No matter how hectic your work life is, it is best to keep an eye out on these toxic employees and deal with the situation the soonest possible. Problematic workers do not only damage a business’ reputation, they are also likely to spread their toxic behavior to other employees. But with all the work you’re juggling each day, how can you possibly determine which ones are detrimental to the company?

Watch out for negative feedback.

This is where customer feedback surveys come into importance. They do not only show feedback about your business, but more importantly, they reveal the quality of your customer service. Look for patterns of customer complaints directed to a particular department and narrow down the source of these complaints from there on. If you’ve got room for extra effort, observe your employees first-hand to see how they transact with customers.

Another great source for feedback are your employees themselves. Listen to their complaints regarding a particular employee. Since they are the ones who are able to work side-by-side with this problem employee, their observations should speak volumes.

Look for certain traits.

According to a study conducted by Dylan Minor, a professor at Northwestern University, there are several traits that prove to be major red flags when it comes to identifying a toxic employee. These include overconfidence and selfishness. If they overestimate their abilities, even to the point of using them as a scapegoat for a wrongdoing, or if they seem to care only about themselves, they might likely be unhealthy for your company.

Aside from this, a problem employee may feel strongly about rules, thinking that they should be followed at all costs. While this seems like an excellent trait, there may be certain situations where the rules may not make sense, and it is important for an employee to be able to determine when such cases arise.

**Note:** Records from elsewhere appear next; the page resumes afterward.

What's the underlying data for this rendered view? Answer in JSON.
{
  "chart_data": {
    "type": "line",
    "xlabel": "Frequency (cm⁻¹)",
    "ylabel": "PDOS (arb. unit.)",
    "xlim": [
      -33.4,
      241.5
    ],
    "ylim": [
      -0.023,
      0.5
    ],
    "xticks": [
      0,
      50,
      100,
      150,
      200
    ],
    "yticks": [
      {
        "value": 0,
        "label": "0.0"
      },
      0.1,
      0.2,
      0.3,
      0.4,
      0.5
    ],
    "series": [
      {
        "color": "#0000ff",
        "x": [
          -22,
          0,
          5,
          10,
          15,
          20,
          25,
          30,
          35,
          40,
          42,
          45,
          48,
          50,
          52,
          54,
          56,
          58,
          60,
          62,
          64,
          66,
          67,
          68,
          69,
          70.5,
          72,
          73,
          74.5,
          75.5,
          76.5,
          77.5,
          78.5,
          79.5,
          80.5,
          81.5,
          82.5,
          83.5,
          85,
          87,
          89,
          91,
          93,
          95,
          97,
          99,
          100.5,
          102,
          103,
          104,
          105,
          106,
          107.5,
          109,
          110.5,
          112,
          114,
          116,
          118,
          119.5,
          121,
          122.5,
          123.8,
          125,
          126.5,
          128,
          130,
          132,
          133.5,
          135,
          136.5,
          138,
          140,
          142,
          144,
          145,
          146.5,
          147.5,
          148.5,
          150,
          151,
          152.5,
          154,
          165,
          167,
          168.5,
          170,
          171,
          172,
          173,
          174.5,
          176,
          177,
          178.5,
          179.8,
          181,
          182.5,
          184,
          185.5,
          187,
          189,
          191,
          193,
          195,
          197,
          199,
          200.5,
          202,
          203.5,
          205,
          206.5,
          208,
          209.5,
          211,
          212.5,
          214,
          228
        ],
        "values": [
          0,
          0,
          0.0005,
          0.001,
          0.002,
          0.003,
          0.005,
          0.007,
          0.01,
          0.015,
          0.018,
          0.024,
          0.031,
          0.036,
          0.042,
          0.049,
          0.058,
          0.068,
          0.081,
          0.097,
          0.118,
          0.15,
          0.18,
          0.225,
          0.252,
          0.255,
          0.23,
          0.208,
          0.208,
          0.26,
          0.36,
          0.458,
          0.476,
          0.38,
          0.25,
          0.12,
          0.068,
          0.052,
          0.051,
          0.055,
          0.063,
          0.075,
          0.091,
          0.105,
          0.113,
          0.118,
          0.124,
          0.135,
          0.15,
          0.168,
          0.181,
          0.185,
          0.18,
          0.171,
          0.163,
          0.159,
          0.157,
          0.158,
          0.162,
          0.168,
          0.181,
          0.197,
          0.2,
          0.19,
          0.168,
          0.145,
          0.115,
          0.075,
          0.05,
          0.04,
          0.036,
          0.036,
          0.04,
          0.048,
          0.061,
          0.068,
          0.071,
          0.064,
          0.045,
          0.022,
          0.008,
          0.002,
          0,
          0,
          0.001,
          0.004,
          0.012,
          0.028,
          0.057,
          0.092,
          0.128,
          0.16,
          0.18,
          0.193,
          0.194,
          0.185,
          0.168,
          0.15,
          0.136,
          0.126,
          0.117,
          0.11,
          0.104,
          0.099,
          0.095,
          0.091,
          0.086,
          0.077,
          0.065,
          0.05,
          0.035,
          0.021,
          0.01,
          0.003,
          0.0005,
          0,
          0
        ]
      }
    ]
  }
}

Go back to your company’s culture.

If you have been trying to change the unethical ways of a particular employee for a long time now but to no avail, it may be because his or her personality is not aligned to your company’s culture and core values. Before anything else, you need to clearly define your culture and communicate it with your employees. Many failed CEOs usually do not have a clue, but building a culture and establishing core values are an important first step in creating a company. This does not only define your reputation, but this will also allow you to easily spot when someone doesn’t fit in.

For instance, if you believe that a drug-free workplace can benefit the company and all of its workers, then you must enforce a strict policy against it, whether by implementing a pre-employment marijuana testing or an annual urine drug test to random employees.

Your employees can make or break your company, and before it can do the latter, it is best to keep a finger on the pulse of your business at all times and fix a problem before it gets worse.